En vrac, je rappelle brièvement quelques éléments de contexte : déprime collective, poussées identitaires, centralisation et personnalisation extrême du pouvoir, emprise de l’espace médiatique national, atrophie de la société civile, mouvements sociaux marqués par des violences etc.

Je ne peux, hélas, que renvoyer à mon texte écrit le 14 juillet 2021, et publié sur le présent site en septembre de la même année : l’« ambiance générale » reste la même… (https://alliancewalloniefrance.blog/2021/09/01/reflexions-sur-letat-de-la-france/)

Triste constat, émanant du citoyen français que je suis, mais point de départ nécessaire pour une réflexion stratégique adaptée.

La Belgique, certes, n’est pas épargnée par ce malaise civilisationnel, mais l’organisation fédérale de l’État, le meilleur dynamisme de la société civile, l’identité locale mieux préservée, la force des corps intermédiaires (notamment syndicaux)… permet d’en diluer la violence.

Dès lors, comme dirait l’autre… que faire ?

La « mission » du mouvement réunioniste doit s’inscrire dans le cadre de ses moyens limités, ce qui heureusement permet tout de même d’agir concrètement.

Je n’évoquerai pas ici les actions à mener à l’intérieur de la Belgique.

De par sa nature, le réunionisme est principalement tourné vers la France, et doit affronter des obstacles qui se dressent face à lui.

Notamment les « 3 I », ainsi que la confusion entre deux autres « I ».

I comme ignorance.

Ne nous méprenons pas, la Belgique est pour la France une terra incognita… Bien sûr, il y a toujours des exceptions confirmant la règle : pour les régions frontalières, la Belgique – principalement francophone – fait partie de leur environnement. Les échanges anciens et permanents ont heureusement permis de créer une « culture de la frontière ».

Et puis il y a Bruxelles, la mieux connue des villes belges, et pas seulement grâce aux Français qui ont pu s’y installer pour des raisons fiscales.

Mais… c’est à peu près tout.

La visibilité des artistes belges, nombreux à faire en France une brillante carrière, ne doit pas faire illusion : ceci ne préjuge en rien d’une connaissance plus approfondie du pays qui les a vu naître. Au contraire ! Ces artistes pratiquant la langue de Molière, leur présence renforce l’idée reçue selon laquelle la Belgique est majoritairement francophone ! Car cette idée est toujours fortement ancrée dans l’inconscient collectif des Français (les régions frontalières faisant toujours exception).

Oui, je l’affirme, nous en sommes encore là !

Dès lors, les crises politiques touchant la Belgique apparaissent évidemment incompréhensibles…

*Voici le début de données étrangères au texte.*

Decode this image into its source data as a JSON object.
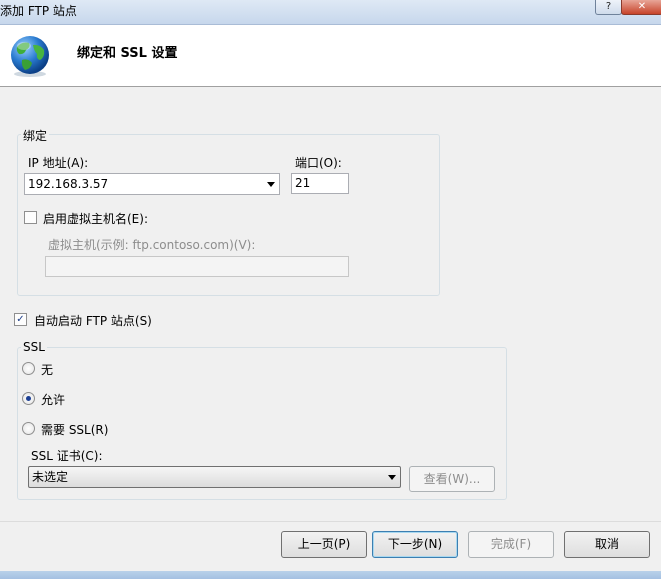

Dans la mesure où ces crises sont connues… La vie politique, sociale et culturelle des autres pays frontaliers : Allemagne, Italie, Espagne (ou « équivalent » : Grande-Bretagne), est assez bien relayée par les médias français. La Belgique, en comparaison, ressemble à un trou noir d’où ne sort aucune information interne. La « petite taille » du pays (à relativiser : 11,6 millions d’habitants, ce n’est pas négligeable…) ne permet pas d’expliquer le phénomène.

Il y a bel et bien un problème de représentation, dont les racines historiques doivent être profondes, et dont l’origine est à rechercher des deux côtés de la frontière : si la France est globalement ignorante pour des raisons qui lui sont propres, la Belgique ne fait rien pour se faire connaître des Français (lesquels, de toute façon, « ne comprendraient rien »…).

I comme incrédulité.

En conséquence, quand bien même quelques Français se pencheraient sur la « question belge », qu’ils se heurteraient au discours officiel des différentes autorités… francophones cela va de soi… les questions seraient noyées dans des paroles lénifiantes sur le « modèle belge » de coexistence entre communautés, référence pour la construction européenne…

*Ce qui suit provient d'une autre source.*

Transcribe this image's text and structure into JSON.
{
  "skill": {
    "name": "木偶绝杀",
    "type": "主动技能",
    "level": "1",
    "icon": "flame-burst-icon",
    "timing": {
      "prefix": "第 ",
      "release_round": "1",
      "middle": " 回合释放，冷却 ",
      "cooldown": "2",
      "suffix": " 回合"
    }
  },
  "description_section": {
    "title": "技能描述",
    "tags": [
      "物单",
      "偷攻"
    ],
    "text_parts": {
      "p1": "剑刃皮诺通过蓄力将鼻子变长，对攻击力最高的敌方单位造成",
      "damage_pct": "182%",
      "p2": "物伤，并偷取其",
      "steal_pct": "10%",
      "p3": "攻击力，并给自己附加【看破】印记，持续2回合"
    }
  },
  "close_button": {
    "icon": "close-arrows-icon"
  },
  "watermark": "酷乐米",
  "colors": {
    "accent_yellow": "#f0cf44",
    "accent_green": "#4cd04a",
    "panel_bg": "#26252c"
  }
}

Des auteurs, des journalistes, des intellectuels… ressortiraient l’argument du « les gens sont unis, ce sont les politiques qui les divisent », sans jamais évoquer les « cercles » flamands (nationalistes, faut-il le rappeler) qui structurent la société civile du « nord du pays ».

Je résume et simplifie les choses : si l’on voulait développer, il faudrait plusieurs volumes… Mais ce constat n’est qu’une première étape. Au-delà du « belgicanisme » masquant le réel, un autre phénomène, purement français celui-là, se surajoute : même si l’on sait… on ne croit pas !

La connaissance des différents éléments de la « crise belge » – politiques, culturels, budgétaires etc. – ne débouche pas nécessairement sur de bonnes conclusions. Une espèce de biais cognitif se manifeste : la « dissonance » entre ce que l’on sait de la Belgique si l’on s’y intéresse, et les représentations que l’on en a, peut aboutir à une forme de déni.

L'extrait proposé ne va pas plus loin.